Kanai (2016, 2019) defined the rhetorical cutting technique as rhetorical techniques for creating irrational cuts in a film based on discontinuity editing. Rhetorical cutting techniques generate irrational relationships or unfamiliar situations in film and create an alienation effect (Brecht & Willett, 1964). Rhetorical cutting techniques for narrative space and time in a film can cause a viewer’s cognitive transition from being event-based and story-driven to being presentation-based and rhetoric-driven processing without cognitive effects from the story.
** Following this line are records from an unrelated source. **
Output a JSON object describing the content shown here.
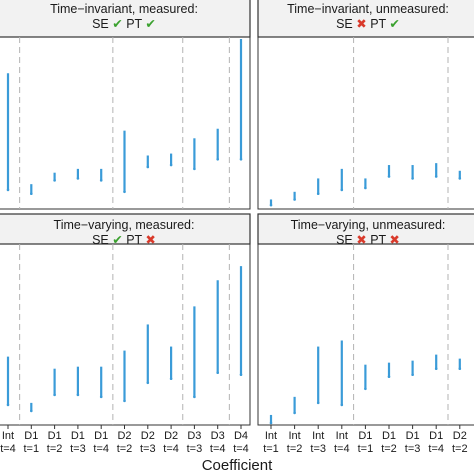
{
  "figure": {
    "x_axis_title": "Coefficient",
    "check_mark": "✔",
    "cross_mark": "✖",
    "check_color": "#3aa12e",
    "cross_color": "#d93a2b",
    "series_color": "#3a9bd8",
    "grid_color": "#b3b3b3"
  },
  "chart_data": [
    {
      "type": "range",
      "panel": "top-left",
      "title_line1": "Time−invariant, measured:",
      "title_line2": [
        {
          "text": "SE "
        },
        {
          "mark": "check"
        },
        {
          "text": " PT "
        },
        {
          "mark": "check"
        }
      ],
      "categories": [
        "Int t=4",
        "D1 t=1",
        "D1 t=2",
        "D1 t=3",
        "D1 t=4",
        "D2 t=2",
        "D2 t=3",
        "D2 t=4",
        "D3 t=3",
        "D3 t=4",
        "D4 t=4"
      ],
      "ranges": [
        [
          1.0,
          7.1
        ],
        [
          0.8,
          1.3
        ],
        [
          1.5,
          1.9
        ],
        [
          1.6,
          2.1
        ],
        [
          1.5,
          2.1
        ],
        [
          0.9,
          4.1
        ],
        [
          2.2,
          2.8
        ],
        [
          2.3,
          2.9
        ],
        [
          2.1,
          3.7
        ],
        [
          2.6,
          4.2
        ],
        [
          2.6,
          10.8
        ]
      ],
      "ylim": [
        0,
        9
      ],
      "grid_after_index": [
        0,
        4,
        7,
        9
      ]
    },
    {
      "type": "range",
      "panel": "top-right",
      "title_line1": "Time−invariant, unmeasured:",
      "title_line2": [
        {
          "text": "SE "
        },
        {
          "mark": "cross"
        },
        {
          "text": " PT "
        },
        {
          "mark": "check"
        }
      ],
      "categories": [
        "Int t=1",
        "Int t=2",
        "Int t=3",
        "Int t=4",
        "D1 t=1",
        "D1 t=2",
        "D1 t=3",
        "D1 t=4",
        "D2 t=2"
      ],
      "ranges": [
        [
          0.2,
          0.5
        ],
        [
          0.5,
          0.9
        ],
        [
          0.8,
          1.6
        ],
        [
          1.0,
          2.1
        ],
        [
          1.1,
          1.6
        ],
        [
          1.7,
          2.3
        ],
        [
          1.6,
          2.3
        ],
        [
          1.7,
          2.4
        ],
        [
          1.6,
          2.0
        ]
      ],
      "ylim": [
        0,
        9
      ],
      "grid_after_index": [
        3,
        7
      ]
    },
    {
      "type": "range",
      "panel": "bottom-left",
      "title_line1": "Time−varying, measured:",
      "title_line2": [
        {
          "text": "SE "
        },
        {
          "mark": "check"
        },
        {
          "text": " PT "
        },
        {
          "mark": "cross"
        }
      ],
      "categories": [
        "Int t=4",
        "D1 t=1",
        "D1 t=2",
        "D1 t=3",
        "D1 t=4",
        "D2 t=2",
        "D2 t=3",
        "D2 t=4",
        "D3 t=3",
        "D3 t=4",
        "D4 t=4"
      ],
      "ranges": [
        [
          1.0,
          3.4
        ],
        [
          0.7,
          1.1
        ],
        [
          1.5,
          2.8
        ],
        [
          1.5,
          2.9
        ],
        [
          1.4,
          2.9
        ],
        [
          1.2,
          3.7
        ],
        [
          2.1,
          5.0
        ],
        [
          2.3,
          3.9
        ],
        [
          1.4,
          5.9
        ],
        [
          2.6,
          7.2
        ],
        [
          2.5,
          7.9
        ]
      ],
      "ylim": [
        0,
        9
      ],
      "grid_after_index": [
        0,
        4,
        7,
        9
      ]
    },
    {
      "type": "range",
      "panel": "bottom-right",
      "title_line1": "Time−varying, unmeasured:",
      "title_line2": [
        {
          "text": "SE "
        },
        {
          "mark": "cross"
        },
        {
          "text": " PT "
        },
        {
          "mark": "cross"
        }
      ],
      "categories": [
        "Int t=1",
        "Int t=2",
        "Int t=3",
        "Int t=4",
        "D1 t=1",
        "D1 t=2",
        "D1 t=3",
        "D1 t=4",
        "D2 t=2"
      ],
      "ranges": [
        [
          0.1,
          0.5
        ],
        [
          0.6,
          1.4
        ],
        [
          1.1,
          3.9
        ],
        [
          1.0,
          4.2
        ],
        [
          1.8,
          3.0
        ],
        [
          2.4,
          3.1
        ],
        [
          2.5,
          3.2
        ],
        [
          2.8,
          3.5
        ],
        [
          2.8,
          3.3
        ]
      ],
      "ylim": [
        0,
        9
      ],
      "grid_after_index": [
        3,
        7
      ]
    }
  ]
}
Furthermore, this chapter discusses rhetorical transition techniques, rhetorical techniques for creating plurality and diversity in a film with some story and continuity. Rhetorical transition techniques for narrative space and time in the film can cause the viewer’s cognitive transition from event-based story-driven to presentation-based and rhetoric-driven processing with cognitive effects from the story.

Key Terms in this Chapter

Mental Difficulty Cognition: Hard cognition caused by the indeterminacy or the divergence from the presentation.

Narrative Simulation: A process of composing various kinds of narrative rhetoric and of testing the cognitive effects of a narrative.

Rhetorical Cutting Technique: A technique used to irrationally cut film with the intent of creating an irrational relationship between adjacent segments.

Discontinuity Editing: The irrational flow from shot to shot in a film.

Cognitive Transition: The cognitive processing change of a narrative focus, especially the transition from story-based to non-story-based forms of narrative.

Indeterminacy: The irrational relationships between time and character or between place and time within continuous shots.

Rhetorical Transition Technique: A technique used to generate the plurality, the diversity, and the ambiguity with regards to time, space, or characters’ actions in continuous shots.